At no time did the State agency ever become involved in Meyer’s charge, and, at no time did she require the extended time to file with the State agency and, thereafter, with the EEOC. This Court finds that the plaintiff failed to file her charge within the 180-days required under the plain reading of the statute, and the plaintiffs claim must fail. The defendant’s motion for summary judgment should be granted.

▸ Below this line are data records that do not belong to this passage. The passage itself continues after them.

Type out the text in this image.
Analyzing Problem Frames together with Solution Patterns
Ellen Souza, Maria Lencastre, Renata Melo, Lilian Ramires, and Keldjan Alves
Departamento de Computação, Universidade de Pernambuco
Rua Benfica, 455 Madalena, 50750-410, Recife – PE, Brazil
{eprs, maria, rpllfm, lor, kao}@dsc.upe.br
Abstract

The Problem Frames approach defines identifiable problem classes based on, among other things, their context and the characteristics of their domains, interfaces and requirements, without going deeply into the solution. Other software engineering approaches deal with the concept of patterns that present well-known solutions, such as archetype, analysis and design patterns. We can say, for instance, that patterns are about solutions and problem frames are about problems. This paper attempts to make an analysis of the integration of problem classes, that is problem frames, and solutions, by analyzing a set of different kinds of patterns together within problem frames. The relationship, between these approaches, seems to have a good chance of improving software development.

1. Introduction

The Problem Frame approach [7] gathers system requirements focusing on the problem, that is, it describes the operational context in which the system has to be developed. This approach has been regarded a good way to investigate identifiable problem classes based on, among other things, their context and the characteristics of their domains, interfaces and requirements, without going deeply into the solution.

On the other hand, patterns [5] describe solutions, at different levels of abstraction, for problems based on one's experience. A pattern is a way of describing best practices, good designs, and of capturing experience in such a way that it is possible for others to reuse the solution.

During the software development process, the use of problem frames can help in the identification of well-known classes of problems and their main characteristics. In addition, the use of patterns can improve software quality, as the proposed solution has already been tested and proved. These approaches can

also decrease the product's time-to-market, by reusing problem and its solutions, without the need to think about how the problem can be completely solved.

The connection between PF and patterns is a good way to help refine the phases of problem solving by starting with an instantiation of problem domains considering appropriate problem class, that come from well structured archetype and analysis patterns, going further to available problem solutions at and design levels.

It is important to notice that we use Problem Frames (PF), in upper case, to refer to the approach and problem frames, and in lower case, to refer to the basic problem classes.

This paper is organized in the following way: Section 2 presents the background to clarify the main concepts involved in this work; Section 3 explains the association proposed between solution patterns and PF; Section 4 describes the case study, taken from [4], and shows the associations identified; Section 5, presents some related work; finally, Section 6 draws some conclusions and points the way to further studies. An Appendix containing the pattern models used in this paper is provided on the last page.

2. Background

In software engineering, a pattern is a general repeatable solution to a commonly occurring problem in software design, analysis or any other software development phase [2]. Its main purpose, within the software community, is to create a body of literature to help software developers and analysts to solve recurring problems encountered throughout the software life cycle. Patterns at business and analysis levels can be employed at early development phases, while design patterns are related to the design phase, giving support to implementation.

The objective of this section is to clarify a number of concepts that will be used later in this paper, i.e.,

An appropriate Order shall issue.

ORDER

For the reasons stated in the accompanying memorandum, it is hereby

ORDERED that the defendant’s motion for summary judgment is GRANTED, and this case is DISMISSED. 
      
      . A deferral State refers to a State with an agency "with authority to grant or seek relief from such practice or to institute criminal proceedings with respect thereto upon receiving notice thereof. 5(e)(1). Virginia is C.FiR. § 1601.74(a). 1 ON <§ ^ o o . <N 0 O , (A ¿. p •p CL N>
     
      
      . The State agency's exclusive period is increased to 120 days during the first year of the State or local law prohibiting the employment practice. 42 U.S.C. § 2000e-5(c).
     
      
      . A State agency may waive its right to the period of exclusive processing. See 29 C.F.R. § 1601.13(a)(3)(iii).
     
      
      . In a deferral State, charges are deemed filed with the EEOC "where the document on its face constitutes a charge within a category of charges over which the [State or local] agency has waived its rights to the period of exclusive processing.... Such filing is timely if the charge is received within 300 days from the date of the alleged violation." 29 C.F.R. § 1601.13(a)(4)(ii)(A) (emphasis added).
     
      
      . The Supreme Court reversed the Court of Appeals for the Second Circuit in Mohasco Corp. v. Silver, but followed the line of reasoning of the dissent of Judge Meskill. Judge Meskill found that "Congress had imposed a general requirement of filing within 180 days, and that the exceptional period of 300 days for deferral States was merely intended to give the charging party a fair opportunity to invoke his State remedy without jeopardizing his federal rights; the exception was not intended to allow residents of deferral States to proceed with less diligence than was generally required.” Mohasco Corp., 447 U.S. at 813-14, 100 S.Ct. 2486 (in dicta).
     
      
      . The Supreme Court held that § 14(b) of the ADEA follows the same statutory reasoning behind § 706(c) of Title VII, thus ruling that resort to administrative remedies in deferral States is mandatory.